M. Belani a en outre tenu à préciser que «la volonté illusoire de vouloir imposer la prétendue prééminence thèse de l'autonomie est vouée à l'échec et le Maroc portera l'entière responsabilité de la dégradation de la situation dans la région, car il n'honore pas sa signature lui, dont le défunt roi s'était engagé à soutenir une solution juste et définitive du conflit du Sahara occidental à travers un referendum d'autodétermination régulier et libre se déroulant dans la sincérité la plus totale et sans aucune contrainte».
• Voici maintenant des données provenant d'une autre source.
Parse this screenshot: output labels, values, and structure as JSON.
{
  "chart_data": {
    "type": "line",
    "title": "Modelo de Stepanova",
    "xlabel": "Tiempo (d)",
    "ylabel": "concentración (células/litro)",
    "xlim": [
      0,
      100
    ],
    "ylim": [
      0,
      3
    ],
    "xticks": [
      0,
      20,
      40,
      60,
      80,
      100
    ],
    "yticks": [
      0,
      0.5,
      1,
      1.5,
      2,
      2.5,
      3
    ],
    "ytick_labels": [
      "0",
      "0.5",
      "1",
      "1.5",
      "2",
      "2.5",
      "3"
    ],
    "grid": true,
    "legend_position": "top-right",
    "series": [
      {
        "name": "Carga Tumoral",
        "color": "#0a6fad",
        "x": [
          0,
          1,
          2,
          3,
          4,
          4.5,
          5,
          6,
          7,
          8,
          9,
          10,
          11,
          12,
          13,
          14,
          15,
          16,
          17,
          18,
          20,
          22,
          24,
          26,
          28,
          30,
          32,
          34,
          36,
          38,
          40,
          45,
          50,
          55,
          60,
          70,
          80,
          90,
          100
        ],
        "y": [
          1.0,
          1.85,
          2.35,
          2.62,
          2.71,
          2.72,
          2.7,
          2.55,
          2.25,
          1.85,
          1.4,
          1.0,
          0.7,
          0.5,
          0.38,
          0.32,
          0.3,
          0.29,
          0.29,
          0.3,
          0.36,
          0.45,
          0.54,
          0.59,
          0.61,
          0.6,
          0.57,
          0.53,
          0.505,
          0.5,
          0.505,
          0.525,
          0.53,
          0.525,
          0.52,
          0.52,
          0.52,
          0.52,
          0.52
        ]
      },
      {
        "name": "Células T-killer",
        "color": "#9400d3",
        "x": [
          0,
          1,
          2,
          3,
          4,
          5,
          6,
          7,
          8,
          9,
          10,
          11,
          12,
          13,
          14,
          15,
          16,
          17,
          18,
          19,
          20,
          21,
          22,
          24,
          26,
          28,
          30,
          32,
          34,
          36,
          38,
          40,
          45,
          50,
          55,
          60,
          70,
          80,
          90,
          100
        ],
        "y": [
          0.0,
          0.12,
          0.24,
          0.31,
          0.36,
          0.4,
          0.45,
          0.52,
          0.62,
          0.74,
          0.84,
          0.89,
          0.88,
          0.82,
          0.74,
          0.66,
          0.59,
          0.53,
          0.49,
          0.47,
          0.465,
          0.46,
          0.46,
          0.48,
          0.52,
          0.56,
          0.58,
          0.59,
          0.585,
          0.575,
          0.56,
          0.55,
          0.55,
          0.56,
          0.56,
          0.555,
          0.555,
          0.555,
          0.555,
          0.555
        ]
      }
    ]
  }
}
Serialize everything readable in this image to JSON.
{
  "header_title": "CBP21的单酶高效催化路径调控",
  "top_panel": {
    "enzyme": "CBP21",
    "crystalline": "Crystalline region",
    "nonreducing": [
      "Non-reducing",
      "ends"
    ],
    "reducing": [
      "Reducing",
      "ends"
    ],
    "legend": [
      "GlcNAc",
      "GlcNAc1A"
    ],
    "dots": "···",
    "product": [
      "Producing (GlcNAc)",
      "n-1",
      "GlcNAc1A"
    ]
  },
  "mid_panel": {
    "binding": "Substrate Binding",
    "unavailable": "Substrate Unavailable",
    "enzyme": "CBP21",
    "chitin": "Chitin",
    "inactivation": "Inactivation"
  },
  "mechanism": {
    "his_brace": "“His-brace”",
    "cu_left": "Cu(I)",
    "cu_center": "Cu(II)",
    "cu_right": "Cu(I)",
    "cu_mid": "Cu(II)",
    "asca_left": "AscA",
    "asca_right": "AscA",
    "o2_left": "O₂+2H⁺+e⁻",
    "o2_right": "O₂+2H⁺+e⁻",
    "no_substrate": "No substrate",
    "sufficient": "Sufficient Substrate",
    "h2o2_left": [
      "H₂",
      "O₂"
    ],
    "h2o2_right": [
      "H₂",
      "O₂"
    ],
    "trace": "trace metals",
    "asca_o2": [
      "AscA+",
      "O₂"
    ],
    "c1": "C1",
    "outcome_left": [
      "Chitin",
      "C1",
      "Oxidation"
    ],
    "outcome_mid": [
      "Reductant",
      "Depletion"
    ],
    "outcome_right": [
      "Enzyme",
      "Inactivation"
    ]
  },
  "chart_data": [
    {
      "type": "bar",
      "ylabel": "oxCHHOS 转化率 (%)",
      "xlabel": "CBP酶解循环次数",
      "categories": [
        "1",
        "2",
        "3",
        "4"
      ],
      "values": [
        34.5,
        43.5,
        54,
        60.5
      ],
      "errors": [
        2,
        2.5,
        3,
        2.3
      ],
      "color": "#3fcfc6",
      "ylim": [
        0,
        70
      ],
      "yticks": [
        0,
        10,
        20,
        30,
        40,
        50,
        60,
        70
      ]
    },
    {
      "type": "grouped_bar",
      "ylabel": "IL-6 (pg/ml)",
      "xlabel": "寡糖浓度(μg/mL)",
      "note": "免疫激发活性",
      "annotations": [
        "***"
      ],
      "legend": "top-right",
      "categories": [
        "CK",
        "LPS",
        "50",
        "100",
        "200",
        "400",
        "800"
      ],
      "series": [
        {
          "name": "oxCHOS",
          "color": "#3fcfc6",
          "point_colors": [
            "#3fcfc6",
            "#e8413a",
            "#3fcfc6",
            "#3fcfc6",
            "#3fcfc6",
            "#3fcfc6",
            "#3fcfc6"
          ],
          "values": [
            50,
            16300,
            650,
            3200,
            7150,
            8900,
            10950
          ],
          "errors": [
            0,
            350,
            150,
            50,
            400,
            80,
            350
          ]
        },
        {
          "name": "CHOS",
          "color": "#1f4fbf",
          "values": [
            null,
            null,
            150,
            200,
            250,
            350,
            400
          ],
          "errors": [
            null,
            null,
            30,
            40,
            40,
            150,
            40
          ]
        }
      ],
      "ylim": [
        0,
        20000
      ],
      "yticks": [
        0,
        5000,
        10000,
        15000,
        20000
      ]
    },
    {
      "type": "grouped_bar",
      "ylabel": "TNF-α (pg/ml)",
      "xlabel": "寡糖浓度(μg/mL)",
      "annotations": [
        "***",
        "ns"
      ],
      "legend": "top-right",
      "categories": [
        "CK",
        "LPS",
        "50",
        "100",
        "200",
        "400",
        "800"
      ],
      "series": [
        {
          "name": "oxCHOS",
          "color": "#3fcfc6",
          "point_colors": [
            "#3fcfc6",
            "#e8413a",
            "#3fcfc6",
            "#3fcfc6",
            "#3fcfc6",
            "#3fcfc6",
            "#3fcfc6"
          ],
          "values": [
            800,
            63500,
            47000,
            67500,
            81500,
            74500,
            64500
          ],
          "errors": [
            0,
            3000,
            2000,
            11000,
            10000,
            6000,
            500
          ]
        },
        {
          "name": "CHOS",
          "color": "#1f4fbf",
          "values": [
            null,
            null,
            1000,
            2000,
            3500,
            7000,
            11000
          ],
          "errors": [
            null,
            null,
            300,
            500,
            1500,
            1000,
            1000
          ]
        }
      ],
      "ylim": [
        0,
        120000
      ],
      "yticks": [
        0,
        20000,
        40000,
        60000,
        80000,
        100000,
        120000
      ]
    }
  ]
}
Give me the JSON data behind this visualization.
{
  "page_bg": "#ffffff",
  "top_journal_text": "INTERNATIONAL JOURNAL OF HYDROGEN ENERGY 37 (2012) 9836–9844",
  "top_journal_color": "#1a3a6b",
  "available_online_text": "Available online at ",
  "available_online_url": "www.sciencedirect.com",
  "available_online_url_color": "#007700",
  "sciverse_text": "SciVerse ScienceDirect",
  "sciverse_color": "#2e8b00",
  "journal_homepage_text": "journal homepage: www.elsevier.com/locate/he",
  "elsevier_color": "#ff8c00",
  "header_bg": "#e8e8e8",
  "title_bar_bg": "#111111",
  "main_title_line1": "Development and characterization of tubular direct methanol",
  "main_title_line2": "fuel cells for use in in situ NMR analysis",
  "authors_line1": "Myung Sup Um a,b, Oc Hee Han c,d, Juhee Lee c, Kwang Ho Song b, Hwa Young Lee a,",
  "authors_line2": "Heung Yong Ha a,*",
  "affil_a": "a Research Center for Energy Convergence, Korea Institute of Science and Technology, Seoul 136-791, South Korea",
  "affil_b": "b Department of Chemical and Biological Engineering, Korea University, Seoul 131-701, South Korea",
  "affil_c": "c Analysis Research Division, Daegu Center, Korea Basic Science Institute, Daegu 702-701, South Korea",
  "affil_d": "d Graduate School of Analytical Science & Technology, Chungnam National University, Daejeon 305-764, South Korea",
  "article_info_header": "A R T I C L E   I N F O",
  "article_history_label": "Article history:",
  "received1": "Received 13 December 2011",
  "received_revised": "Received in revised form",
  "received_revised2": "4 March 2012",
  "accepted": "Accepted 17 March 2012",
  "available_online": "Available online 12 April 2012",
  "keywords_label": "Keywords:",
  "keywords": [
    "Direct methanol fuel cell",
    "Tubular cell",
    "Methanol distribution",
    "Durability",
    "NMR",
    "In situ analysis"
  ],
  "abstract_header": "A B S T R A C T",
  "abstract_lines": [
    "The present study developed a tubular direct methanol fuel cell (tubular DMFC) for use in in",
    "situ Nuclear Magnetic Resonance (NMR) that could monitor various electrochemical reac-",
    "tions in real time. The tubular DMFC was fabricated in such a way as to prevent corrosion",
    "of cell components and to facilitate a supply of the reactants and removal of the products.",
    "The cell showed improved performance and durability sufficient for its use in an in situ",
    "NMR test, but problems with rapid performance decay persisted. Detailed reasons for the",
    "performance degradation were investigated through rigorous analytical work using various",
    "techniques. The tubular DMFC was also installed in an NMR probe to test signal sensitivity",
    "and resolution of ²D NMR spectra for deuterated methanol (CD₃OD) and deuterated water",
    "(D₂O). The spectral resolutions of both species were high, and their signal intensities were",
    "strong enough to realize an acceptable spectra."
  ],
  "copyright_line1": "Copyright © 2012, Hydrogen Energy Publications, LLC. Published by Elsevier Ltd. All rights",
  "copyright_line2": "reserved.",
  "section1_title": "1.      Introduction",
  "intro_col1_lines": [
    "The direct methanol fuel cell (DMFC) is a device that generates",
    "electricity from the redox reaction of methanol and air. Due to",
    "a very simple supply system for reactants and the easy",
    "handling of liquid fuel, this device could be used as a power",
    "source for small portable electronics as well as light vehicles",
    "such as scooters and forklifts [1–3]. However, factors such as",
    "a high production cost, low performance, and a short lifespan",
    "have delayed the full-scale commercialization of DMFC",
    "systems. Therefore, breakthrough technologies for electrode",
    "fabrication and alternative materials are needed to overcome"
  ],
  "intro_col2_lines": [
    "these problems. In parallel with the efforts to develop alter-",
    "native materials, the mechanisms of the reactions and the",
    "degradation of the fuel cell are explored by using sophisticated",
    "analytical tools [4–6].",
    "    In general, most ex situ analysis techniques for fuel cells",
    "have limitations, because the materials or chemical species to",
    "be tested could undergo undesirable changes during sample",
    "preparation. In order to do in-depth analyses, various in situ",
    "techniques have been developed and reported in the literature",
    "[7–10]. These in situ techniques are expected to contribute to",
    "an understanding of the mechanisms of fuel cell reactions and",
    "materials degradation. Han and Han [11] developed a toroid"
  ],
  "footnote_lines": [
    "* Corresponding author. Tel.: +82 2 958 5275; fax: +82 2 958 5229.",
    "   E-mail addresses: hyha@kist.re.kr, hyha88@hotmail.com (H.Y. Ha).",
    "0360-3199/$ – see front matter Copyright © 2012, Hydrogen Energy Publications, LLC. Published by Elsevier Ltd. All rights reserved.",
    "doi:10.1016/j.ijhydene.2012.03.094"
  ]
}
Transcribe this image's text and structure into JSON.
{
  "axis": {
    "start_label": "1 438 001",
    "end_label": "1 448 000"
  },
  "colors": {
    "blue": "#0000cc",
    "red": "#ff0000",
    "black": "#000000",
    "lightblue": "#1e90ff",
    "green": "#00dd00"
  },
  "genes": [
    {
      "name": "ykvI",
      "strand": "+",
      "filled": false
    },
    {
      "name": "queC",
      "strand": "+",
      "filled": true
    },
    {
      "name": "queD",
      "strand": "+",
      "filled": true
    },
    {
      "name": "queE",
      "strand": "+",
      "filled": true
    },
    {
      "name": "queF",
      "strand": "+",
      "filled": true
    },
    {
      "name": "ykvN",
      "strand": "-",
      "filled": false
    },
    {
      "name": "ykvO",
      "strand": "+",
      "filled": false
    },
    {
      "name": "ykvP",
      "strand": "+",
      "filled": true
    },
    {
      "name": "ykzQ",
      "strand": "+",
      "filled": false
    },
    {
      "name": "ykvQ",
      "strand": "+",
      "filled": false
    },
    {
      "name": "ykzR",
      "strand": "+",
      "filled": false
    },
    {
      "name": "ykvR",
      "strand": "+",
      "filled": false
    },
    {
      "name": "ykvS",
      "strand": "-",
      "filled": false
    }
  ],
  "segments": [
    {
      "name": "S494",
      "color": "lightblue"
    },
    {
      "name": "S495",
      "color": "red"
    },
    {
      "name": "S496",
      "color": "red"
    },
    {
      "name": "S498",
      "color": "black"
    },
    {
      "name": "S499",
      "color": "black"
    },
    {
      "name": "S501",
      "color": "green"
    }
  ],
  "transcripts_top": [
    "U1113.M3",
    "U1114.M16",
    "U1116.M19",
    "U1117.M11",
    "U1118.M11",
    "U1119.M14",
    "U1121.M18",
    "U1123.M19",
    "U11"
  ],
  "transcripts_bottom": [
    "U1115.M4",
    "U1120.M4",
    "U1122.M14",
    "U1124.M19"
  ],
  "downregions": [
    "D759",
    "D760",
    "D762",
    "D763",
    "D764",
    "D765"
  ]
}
Par ailleurs, le fait que la RASD et le royaume du Maroc sont tous deux membres de l'Union africaine, est un paramètre substantiel que le nouvel envoyé personnel du Secrétaire général pourrait mettre à profit pour permettre à l'organisation panafricaine de jouer un rôle de facilitateur pour la tenue de pourparlers directs et francs, sans aucune condition préalable, entre ses deux Etats membres sur la base des principes consacrés par l'Acte constitutif africain et ratifiés par le royaume du Maroc (intangibilité des frontières, règlement pacifique des différends..)», a estimé M. Belani.

D'autant plus que le Sommet du Conseil de Paix et de Sécurité de l'UA avait incité, en mars 2021, les deux Etats membres, le Royaume du Maroc et la RASD à «engager des négociations directes et franches et sans aucune condition préalable», a encore rappelé le diplomate.